If the length of a rectangle is increased by 50% and its breadth is decreased by 25%, then find the change percent in its area?

In our daily life, we notice different things around us, which covers some space and volume. Some things might be in one dimension like rope, thread, etc, something might be in two dimensions like plains, floor, wall or something might be in three-dimension like a ball, cylinder, etc. In mensuration when we talk about one dimension it means that we are calculating perimeter when we talk about two dimensions we are talking about the area, and when we talk about three means that we are calculating area. So we can conclude that mensuration is the branch of mathematics that deals with the geometric figures calculation and their area, perimeter, surface area, or volume.

Let discuss in detail the terms related to mensuration.

• Perimeter: Perimeter is the summation of the length of the boundary. It is a one-dimensional quantity. Its unit is the unit itself.
• Area: Area is the space within a perimeter. It is a two-dimensional quantity. Its unit is (unit)².
• Volume: Volume is the amount of space a body cover. It is a three-dimensional quantity. Its unit is (unit)³.

Area of rectangle

The area of the rectangle is the multiplication of length and width. It is extended in two dimensions.
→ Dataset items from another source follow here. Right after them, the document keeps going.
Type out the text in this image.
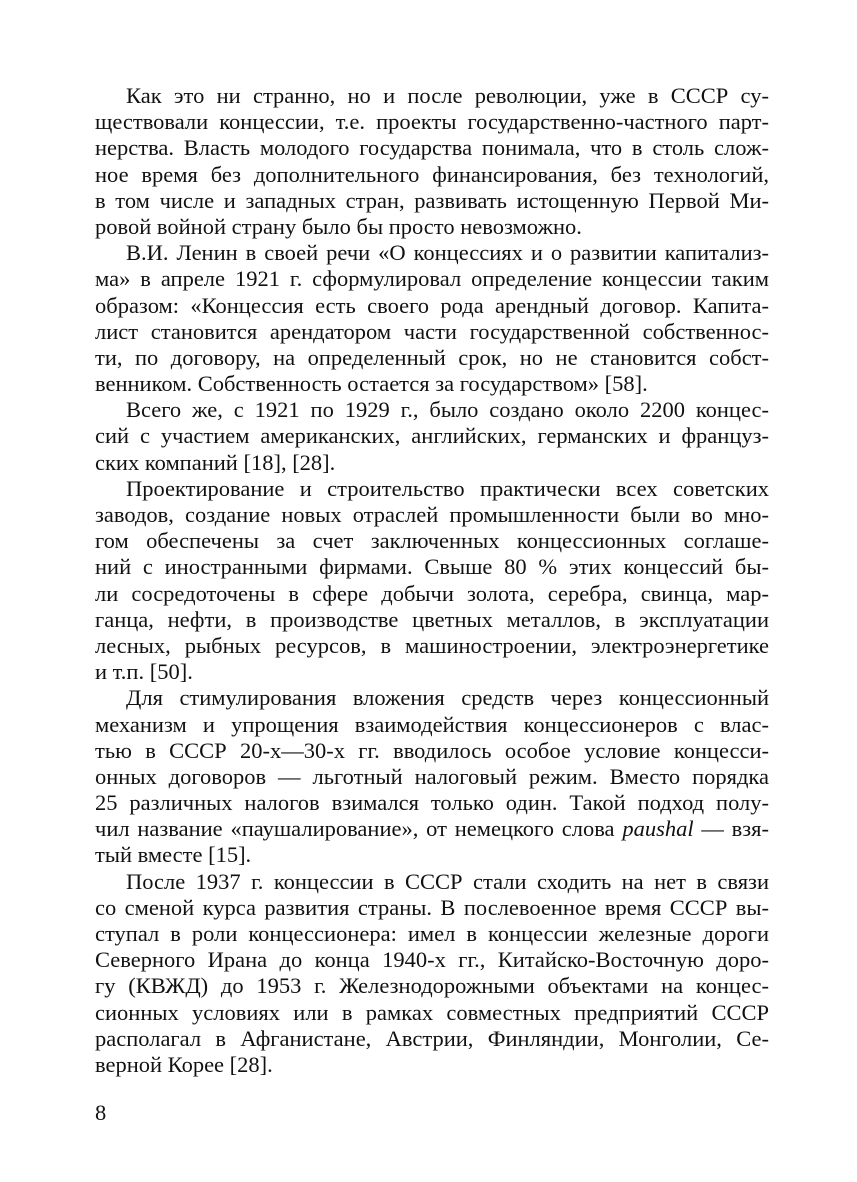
Как это ни странно, но и после революции, уже в СССР су-
ществовали концессии, т.е. проекты государственно-частного парт-
нерства. Власть молодого государства понимала, что в столь слож-
ное время без дополнительного финансирования, без технологий,
в том числе и западных стран, развивать истощенную Первой Ми-
ровой войной страну было бы просто невозможно.
В.И. Ленин в своей речи «О концессиях и о развитии капитализ-
ма» в апреле 1921 г. сформулировал определение концессии таким
образом: «Концессия есть своего рода арендный договор. Капита-
лист становится арендатором части государственной собственнос-
ти, по договору, на определенный срок, но не становится собст-
венником. Собственность остается за государством» [58].
Всего же, с 1921 по 1929 г., было создано около 2200 концес-
сий с участием американских, английских, германских и француз-
ских компаний [18], [28].
Проектирование и строительство практически всех советских
заводов, создание новых отраслей промышленности были во мно-
гом обеспечены за счет заключенных концессионных соглаше-
ний с иностранными фирмами. Свыше 80 % этих концессий бы-
ли сосредоточены в сфере добычи золота, серебра, свинца, мар-
ганца, нефти, в производстве цветных металлов, в эксплуатации
лесных, рыбных ресурсов, в машиностроении, электроэнергетике
и т.п. [50].
Для стимулирования вложения средств через концессионный
механизм и упрощения взаимодействия концессионеров с влас-
тью в СССР 20-х—30-х гг. вводилось особое условие концесси-
онных договоров — льготный налоговый режим. Вместо порядка
25 различных налогов взимался только один. Такой подход полу-
чил название «паушалирование», от немецкого слова paushal — взя-
тый вместе [15].
После 1937 г. концессии в СССР стали сходить на нет в связи
со сменой курса развития страны. В послевоенное время СССР вы-
ступал в роли концессионера: имел в концессии железные дороги
Северного Ирана до конца 1940-х гг., Китайско-Восточную доро-
гу (КВЖД) до 1953 г. Железнодорожными объектами на концес-
сионных условиях или в рамках совместных предприятий СССР
располагал в Афганистане, Австрии, Финляндии, Монголии, Се-
верной Корее [28].
8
For example: If we paint a sheet of paper and we move our hands two dimensions, either horizontal or vertical. 

If the length of a rectangle is ‘l’ and the width of the rectangle is ‘b’ then the formula to calculate the area of the rectangle is:

Area = l × b

If the length of a rectangle is increased by 50% and its breadth is decreased by 25%, then find the change percent in its area? 

Step to solve the problem:

Step 1: Suppose the length and width of the rectangle.

Let the length be ‘l’ and width be ‘b’.

Step 2: Find out the initial area.

Initial Area = l×b

Step 3: According to the question, increase or decrease the length and width of the rectangle.

It is given that length is increased by 50% and the width of the rectangle is decreased by 25%.

New Length = l × (1+50/100)

                    = l × (1+1/2)

                    = (3l)/2

New Width = b × (1-25/100)

                   = b × (1-1/4)

                   = 3b/4

Step 4: Find out the new area.

New area = new length × new width

                = {(3l)/2} × (3b/4)

                = (9lb)/8

Step 5: Find out the change in percent.

Change percent = {(Final Area – Initial Area)/(Initial Area)} × 100

                         = [{(9lb)/8 – (lb)}/(lb)] × 100

                         = {(lb/8)/lb} × 100

                         = (1/8) × 100

                         =  12.5%

Step 5: If the final answer is negative, it means a decrease in area and if the final answer is positive it means an increase in area.

The answer is 12.5%, which means that area is increased by 12.5%.

Similar Questions

Question 1: If the length of a rectangle is increased by 50% and its breadth is decreased by 50%, what is the change percent in its area? 

Solution:

Let the length be ‘l’ and width be ‘b’.

Initial Area = l×b

It is given that length is increased by 50% and the width of the rectangle is decreased by 50%.

New Length = l×(1+50/100)

                    = l×(1+1/2)

                    = (3l)/2

New Width = b×(1-50/100)

                  = b×(1-1/2)

                  = b/2

New area = new length × new width

               = {(3l)/2}×(b/2)

               = (3lb)/4

Change percent = {(Final Area – Initial Area)/(Initial Area)} × 100

                         =[{(3lb)/4 – (lb)}/(lb)] × 100

                         = {(-lb/4)/lb} × 100

                         = (-1/4) × 100

                         = – 25%

The answer is -25%, which means that area is decreased by 25%.

Question 2: If the length of a rectangle is increased by 75% and its breadth is decreased by 25%, what is the change percent in its area? 

Solution:

Let the length be ‘l’ and width be ‘b’.

Initial Area = l×b

It is given that length is increased by 75% and the width of the rectangle is decreased by 25%.

New Length = l×(1+75/100)

                   = l×(1+3/4)

                   = (7l)/4

New Width = b × (1-25/100)

                  = b × (1-1/4)

                  = 3b/4

New area = new length × new width

                = {(7l)/4} × (3b/4)

                = (21lb)/16

Change percent = {(Final Area – Initial Area)/(Initial Area)} × 100

                         = [{(21lb)/16 – (lb)}/(lb)] × 100

                         = {(5lb/16)/lb} × 100

                        = (5/16) × 100

                        = 31.25%

The answer is 31.25%, which means that area is increased by 31.25%.